Zehn Runden vor Schluss drückt der SCB den Panikknopf, feuert Trainer Kari Jalonen. Jenen Mann also, mit dem man erst im Oktober um eine weitere Saison verlängert hat. Der den SCB in drei Jahren zwei Mal zum Meistertitel führte. Den erfolgreichsten Trainer seit Bill Gilligan (1988-1992). Ein Armutszeugnis!

«Kari hat vieles im Griff. Er ist nicht das Problem», sagte Geschäftsführer Marc Lüthi noch vor zwei Wochen. Nun feuert er ihn. Weshalb? Weil der Mut fehlt, trotz Krise an einem Top-Trainer festzuhalten. Weil man keine besseren Ideen hat. Weil man irgendetwas tun will. Und begründet wird die ganze Posse damit, dass Jalonen wohl kein Krisenmanager sei. Dabei war Jalonen nicht das Problem. Im Gegenteil.

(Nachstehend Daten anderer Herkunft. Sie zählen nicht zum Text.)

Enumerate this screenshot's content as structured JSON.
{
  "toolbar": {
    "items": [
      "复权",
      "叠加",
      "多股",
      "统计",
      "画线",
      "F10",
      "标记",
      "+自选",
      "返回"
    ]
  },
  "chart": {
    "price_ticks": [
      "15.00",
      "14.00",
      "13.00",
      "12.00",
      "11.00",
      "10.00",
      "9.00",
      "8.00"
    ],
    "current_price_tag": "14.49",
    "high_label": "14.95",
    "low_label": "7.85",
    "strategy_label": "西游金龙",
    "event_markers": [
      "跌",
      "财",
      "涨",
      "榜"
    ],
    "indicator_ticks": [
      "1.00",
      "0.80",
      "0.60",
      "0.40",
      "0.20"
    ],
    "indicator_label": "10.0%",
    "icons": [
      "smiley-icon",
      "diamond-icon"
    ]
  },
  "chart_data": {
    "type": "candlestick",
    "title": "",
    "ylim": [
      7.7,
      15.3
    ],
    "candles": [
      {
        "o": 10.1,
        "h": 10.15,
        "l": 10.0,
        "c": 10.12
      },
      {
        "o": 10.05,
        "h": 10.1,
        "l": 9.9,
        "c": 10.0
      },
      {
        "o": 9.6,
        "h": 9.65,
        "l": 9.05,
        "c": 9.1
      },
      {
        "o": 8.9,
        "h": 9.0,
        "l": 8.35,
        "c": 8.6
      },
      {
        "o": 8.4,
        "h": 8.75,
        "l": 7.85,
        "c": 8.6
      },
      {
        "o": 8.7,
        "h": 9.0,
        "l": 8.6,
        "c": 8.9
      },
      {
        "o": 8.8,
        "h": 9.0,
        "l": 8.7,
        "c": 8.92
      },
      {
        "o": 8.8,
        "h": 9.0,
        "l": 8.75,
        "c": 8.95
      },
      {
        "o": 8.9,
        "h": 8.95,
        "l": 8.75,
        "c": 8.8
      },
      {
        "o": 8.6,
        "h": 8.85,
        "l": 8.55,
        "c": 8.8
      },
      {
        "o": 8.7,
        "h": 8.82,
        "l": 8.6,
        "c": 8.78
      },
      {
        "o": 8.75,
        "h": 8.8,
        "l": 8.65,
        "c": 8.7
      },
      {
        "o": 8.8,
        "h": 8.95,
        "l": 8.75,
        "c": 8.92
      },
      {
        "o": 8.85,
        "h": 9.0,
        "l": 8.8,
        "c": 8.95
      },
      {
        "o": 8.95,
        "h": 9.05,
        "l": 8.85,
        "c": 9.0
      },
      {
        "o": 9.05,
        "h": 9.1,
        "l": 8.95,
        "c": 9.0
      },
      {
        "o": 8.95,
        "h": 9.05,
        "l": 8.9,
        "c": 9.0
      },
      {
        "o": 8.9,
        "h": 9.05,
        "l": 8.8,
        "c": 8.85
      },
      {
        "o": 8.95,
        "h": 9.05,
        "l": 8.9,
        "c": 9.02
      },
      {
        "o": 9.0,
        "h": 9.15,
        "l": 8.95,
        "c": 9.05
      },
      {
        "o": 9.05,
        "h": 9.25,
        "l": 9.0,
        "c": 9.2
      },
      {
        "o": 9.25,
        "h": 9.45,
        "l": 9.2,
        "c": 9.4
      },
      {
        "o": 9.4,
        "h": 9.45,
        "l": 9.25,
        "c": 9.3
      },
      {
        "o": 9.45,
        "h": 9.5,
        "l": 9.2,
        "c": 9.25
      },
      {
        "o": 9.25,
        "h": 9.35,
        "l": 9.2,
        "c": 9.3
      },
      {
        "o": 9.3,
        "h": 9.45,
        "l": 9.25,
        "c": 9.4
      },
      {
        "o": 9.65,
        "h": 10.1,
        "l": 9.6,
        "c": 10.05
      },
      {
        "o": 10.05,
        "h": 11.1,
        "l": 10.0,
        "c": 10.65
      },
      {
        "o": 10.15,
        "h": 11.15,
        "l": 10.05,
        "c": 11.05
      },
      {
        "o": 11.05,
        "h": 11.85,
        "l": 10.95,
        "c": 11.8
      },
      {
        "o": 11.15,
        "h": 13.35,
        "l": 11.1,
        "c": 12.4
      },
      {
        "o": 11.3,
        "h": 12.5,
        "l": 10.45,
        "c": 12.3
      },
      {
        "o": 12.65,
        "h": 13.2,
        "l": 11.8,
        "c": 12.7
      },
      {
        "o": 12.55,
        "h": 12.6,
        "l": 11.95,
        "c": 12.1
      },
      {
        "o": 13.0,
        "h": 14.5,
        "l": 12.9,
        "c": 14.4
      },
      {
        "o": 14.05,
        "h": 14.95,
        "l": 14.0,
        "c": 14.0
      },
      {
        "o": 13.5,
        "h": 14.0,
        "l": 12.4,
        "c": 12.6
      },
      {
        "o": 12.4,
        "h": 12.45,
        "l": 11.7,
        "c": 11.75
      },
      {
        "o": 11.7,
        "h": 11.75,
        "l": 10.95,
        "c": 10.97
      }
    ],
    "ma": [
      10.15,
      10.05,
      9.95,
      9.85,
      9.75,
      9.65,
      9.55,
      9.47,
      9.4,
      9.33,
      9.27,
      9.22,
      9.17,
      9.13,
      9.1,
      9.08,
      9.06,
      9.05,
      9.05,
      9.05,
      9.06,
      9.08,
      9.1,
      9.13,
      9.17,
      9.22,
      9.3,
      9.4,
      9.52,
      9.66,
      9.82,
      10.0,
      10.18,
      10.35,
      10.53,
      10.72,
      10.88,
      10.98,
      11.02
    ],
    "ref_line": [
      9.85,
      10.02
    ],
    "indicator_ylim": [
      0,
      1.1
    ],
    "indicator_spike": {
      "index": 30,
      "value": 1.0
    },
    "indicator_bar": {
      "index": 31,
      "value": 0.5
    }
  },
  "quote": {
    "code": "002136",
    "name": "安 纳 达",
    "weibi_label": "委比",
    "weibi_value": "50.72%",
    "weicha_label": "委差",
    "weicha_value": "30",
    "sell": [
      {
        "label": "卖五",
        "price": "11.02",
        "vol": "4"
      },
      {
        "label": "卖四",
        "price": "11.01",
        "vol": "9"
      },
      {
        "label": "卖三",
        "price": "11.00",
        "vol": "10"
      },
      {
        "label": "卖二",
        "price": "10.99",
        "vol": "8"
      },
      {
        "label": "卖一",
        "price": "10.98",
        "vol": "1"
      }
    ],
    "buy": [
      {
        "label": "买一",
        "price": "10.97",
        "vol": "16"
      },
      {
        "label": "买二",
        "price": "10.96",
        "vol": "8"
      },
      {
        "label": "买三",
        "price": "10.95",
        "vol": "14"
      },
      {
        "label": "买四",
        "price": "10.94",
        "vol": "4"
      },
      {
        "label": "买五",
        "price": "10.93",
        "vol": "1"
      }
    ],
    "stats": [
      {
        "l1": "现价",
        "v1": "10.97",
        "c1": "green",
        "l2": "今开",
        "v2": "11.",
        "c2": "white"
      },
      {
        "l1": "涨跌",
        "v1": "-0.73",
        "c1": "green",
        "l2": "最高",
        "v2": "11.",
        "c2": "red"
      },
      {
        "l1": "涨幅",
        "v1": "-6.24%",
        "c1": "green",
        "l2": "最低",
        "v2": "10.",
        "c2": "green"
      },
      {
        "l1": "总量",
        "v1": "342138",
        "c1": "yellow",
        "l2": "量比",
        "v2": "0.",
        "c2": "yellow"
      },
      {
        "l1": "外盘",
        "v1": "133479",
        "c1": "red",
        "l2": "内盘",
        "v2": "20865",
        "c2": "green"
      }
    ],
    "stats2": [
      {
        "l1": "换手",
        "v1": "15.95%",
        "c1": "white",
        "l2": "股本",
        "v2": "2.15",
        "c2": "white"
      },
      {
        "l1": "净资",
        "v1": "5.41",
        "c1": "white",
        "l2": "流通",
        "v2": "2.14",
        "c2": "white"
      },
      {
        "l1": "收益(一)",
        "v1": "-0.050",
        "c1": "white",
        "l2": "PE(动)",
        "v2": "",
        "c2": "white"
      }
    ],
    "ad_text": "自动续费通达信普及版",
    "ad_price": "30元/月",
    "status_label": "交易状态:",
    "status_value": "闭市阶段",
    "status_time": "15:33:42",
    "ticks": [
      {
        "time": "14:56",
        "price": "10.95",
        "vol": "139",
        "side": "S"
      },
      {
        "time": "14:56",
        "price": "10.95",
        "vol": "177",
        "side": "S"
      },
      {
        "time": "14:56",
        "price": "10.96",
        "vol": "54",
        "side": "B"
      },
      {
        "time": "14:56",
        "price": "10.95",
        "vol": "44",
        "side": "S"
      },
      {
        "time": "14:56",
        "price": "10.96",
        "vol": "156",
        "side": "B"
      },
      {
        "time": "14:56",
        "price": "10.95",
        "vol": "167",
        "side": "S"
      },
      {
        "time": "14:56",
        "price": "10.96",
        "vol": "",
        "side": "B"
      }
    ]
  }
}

«Das Team stand hinter dem Trainer»

Der Finne stand für seinen unermüdlichen Einsatz. Er war morgens der Erste in der Garderobe und löschte abends als Letzter das Licht. Jalonen beeindruckte mit seiner Arbeitsweise das Team, fand bei den Spielern Anklang und schaffte es dank seines trockenen Humors auch mal die Stimmung aufzulockern. Die Mannschaft stand hinter dem Trainer, was keine Selbstverständlichkeit darstellt. Sucht man doch in Krisensituationen die Fehler lieber beim Gegenüber als bei sich selbst.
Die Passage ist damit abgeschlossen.